I’ve hinted at my enthusiastic love of theatre before, so it should perhaps come as little surprise that much of my inspiration is rooted in the lyrics of the admittedly sometimes rather obscure musical theatre repertoire coursing through my mind.
Today’s source: The 11 o’clock number from 9 to 5, a musical based on a film of the same name starring Dolly Parton, Lily Tomlinson, and Jane Fonda.
Dreams and plans are in the making
Success is out there for the taking
Wish it was as simple as it sounds
I’ll take the artistic liberty of transferring these words from their original context to one that fits my own current environment: the submission of my first dissertation plan.
It’s a nerve-wracking process, one filled with questions and self-doubt. Am I making the right choice, the one that will enable me to produce an interesting and unique final product at the end of my LSE academic career?
It’s a decision I’ve sat on since perhaps the beginning of Michaelmas term, tossing around ideas in my head or in conversations with my academic advisor.
But it was only recently, sparked by a 20-minute long video – and, of course, a department imposed deadline, I finally received the prompting I needed to take the first plunge and set forth a broad topic in writing.
My home department, the department of Media and Communications, produced a video introducing the potential dissertation supervisors. And while it was undoubtedly quite fascinating to hear about the wide array of research interests covered by the department faculty, this is not what struck me about the video.

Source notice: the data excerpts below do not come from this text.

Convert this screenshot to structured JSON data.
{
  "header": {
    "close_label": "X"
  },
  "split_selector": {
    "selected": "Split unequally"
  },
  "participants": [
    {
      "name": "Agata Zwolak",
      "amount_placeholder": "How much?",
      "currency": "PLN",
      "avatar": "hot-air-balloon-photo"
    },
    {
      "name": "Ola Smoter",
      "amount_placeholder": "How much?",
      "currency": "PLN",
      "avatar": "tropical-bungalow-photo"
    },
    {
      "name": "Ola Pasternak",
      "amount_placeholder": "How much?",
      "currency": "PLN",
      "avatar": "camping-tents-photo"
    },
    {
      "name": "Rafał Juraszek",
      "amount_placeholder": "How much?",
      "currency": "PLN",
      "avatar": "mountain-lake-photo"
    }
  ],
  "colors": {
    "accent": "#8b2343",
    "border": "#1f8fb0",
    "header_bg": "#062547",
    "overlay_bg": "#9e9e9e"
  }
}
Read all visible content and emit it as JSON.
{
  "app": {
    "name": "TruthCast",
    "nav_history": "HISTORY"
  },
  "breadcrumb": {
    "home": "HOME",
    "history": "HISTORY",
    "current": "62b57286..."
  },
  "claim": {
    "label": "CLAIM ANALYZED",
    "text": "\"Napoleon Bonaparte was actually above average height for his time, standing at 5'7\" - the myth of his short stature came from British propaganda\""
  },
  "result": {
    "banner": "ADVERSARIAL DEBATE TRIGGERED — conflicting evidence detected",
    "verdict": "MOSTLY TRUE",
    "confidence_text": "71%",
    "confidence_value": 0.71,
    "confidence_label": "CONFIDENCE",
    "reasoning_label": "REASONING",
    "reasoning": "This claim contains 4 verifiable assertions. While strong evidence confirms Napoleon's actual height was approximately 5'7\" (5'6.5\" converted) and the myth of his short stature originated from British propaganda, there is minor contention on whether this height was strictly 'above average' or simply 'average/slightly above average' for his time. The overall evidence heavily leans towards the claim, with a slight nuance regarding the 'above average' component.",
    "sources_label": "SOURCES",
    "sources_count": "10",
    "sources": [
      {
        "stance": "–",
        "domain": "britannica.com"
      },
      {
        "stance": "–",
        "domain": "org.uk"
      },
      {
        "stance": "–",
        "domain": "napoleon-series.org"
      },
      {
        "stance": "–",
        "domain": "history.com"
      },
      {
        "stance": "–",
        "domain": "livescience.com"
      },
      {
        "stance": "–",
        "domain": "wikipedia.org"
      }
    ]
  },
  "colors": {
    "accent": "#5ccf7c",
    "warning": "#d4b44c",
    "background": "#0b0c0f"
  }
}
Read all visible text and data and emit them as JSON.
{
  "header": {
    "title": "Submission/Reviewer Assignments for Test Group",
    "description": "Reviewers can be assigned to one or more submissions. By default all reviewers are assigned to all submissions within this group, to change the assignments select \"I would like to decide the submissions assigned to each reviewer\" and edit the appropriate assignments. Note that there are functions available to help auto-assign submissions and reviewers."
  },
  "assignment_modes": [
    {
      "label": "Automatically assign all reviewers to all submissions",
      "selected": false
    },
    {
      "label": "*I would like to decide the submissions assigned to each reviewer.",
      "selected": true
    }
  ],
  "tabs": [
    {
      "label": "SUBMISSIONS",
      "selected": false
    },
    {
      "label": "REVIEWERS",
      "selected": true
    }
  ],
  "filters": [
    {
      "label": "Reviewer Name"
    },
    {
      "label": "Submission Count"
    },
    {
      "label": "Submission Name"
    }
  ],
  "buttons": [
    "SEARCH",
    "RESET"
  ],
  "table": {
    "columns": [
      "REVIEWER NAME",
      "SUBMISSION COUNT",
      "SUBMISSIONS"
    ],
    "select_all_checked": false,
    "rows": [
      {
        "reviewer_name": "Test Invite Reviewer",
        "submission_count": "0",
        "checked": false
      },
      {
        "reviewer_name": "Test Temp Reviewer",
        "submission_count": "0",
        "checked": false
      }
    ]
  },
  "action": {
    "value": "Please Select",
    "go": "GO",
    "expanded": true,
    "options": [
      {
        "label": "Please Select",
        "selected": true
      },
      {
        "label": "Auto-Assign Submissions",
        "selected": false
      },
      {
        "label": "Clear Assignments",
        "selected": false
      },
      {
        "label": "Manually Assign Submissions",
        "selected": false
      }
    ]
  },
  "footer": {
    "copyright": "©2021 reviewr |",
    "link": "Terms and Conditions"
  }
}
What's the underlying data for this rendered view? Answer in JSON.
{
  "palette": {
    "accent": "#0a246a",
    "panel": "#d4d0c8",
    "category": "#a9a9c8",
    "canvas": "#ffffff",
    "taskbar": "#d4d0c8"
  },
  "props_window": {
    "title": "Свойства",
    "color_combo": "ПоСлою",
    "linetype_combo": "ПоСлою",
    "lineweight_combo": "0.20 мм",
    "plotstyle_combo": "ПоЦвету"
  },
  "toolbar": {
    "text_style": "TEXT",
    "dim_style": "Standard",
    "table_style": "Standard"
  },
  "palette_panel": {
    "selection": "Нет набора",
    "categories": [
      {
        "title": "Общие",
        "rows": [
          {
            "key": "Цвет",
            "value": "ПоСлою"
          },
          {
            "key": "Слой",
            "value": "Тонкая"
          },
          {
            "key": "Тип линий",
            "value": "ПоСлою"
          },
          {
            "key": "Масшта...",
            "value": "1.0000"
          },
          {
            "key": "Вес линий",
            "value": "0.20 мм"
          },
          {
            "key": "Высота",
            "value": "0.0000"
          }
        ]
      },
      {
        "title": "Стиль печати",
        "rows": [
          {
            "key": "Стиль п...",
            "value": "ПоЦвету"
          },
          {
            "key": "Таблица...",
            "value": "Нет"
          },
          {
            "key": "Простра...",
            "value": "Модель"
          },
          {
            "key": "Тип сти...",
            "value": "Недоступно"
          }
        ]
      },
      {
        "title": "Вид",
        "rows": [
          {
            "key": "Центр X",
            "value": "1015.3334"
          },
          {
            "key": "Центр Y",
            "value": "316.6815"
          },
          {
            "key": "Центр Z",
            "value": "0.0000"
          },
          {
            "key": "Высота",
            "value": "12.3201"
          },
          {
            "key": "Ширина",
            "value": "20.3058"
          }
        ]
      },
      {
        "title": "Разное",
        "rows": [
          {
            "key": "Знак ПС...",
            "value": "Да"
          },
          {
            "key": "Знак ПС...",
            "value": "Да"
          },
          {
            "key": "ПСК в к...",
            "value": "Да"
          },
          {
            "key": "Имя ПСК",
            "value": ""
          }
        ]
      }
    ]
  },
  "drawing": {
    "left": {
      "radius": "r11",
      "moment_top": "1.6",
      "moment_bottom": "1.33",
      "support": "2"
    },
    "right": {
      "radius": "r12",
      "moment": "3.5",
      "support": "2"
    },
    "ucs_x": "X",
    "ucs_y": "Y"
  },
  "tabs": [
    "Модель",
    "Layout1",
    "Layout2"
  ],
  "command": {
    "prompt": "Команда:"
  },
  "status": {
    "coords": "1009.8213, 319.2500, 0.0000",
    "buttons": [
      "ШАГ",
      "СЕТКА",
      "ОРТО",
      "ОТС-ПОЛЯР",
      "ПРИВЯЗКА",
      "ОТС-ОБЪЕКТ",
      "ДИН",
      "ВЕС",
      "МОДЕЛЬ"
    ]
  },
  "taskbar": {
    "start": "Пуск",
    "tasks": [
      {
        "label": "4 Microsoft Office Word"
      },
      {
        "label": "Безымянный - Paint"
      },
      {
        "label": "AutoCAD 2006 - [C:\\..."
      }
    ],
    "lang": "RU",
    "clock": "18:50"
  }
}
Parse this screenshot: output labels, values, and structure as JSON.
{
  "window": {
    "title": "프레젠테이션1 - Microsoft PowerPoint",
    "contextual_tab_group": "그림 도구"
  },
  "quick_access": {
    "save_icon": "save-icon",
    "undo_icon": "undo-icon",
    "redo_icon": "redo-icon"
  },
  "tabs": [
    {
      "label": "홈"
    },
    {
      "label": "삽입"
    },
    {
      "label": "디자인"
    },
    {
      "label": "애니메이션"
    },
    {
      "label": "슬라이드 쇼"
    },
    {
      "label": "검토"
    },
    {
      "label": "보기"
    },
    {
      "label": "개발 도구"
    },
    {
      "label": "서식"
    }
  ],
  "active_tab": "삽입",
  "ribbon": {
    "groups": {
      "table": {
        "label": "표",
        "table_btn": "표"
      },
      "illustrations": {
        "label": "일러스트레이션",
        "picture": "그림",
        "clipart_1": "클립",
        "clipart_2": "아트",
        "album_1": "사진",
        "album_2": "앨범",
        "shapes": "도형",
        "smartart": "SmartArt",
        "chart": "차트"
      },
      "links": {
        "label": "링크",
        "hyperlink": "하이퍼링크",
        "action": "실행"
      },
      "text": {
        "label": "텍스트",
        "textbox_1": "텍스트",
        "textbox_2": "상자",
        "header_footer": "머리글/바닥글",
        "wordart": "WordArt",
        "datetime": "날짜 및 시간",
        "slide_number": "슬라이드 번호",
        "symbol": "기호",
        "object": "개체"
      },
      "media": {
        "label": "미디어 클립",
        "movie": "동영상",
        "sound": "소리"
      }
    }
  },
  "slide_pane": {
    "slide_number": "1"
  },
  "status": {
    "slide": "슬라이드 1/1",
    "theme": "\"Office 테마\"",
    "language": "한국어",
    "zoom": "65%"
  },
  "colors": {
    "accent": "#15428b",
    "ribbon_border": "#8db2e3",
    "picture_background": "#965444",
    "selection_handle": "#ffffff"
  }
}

No, what struck me about the video was something on the surface perhaps far more simple than the details of research areas including media governance, new media, media exclusion – the list goes on. It was a straightforward stream of five words that eased my anxiety and heightened my sense of eagerness surrounding this academic project.
“Do what makes you excited.”
It was a reminder that while, yes, the dissertation is about our ability to synthesise the seemingly countless theories and concepts covered in our lectures and seminars to build an original argument, it is also about pursuing those academic interests and passions that may have brought us here to LSE in the first place.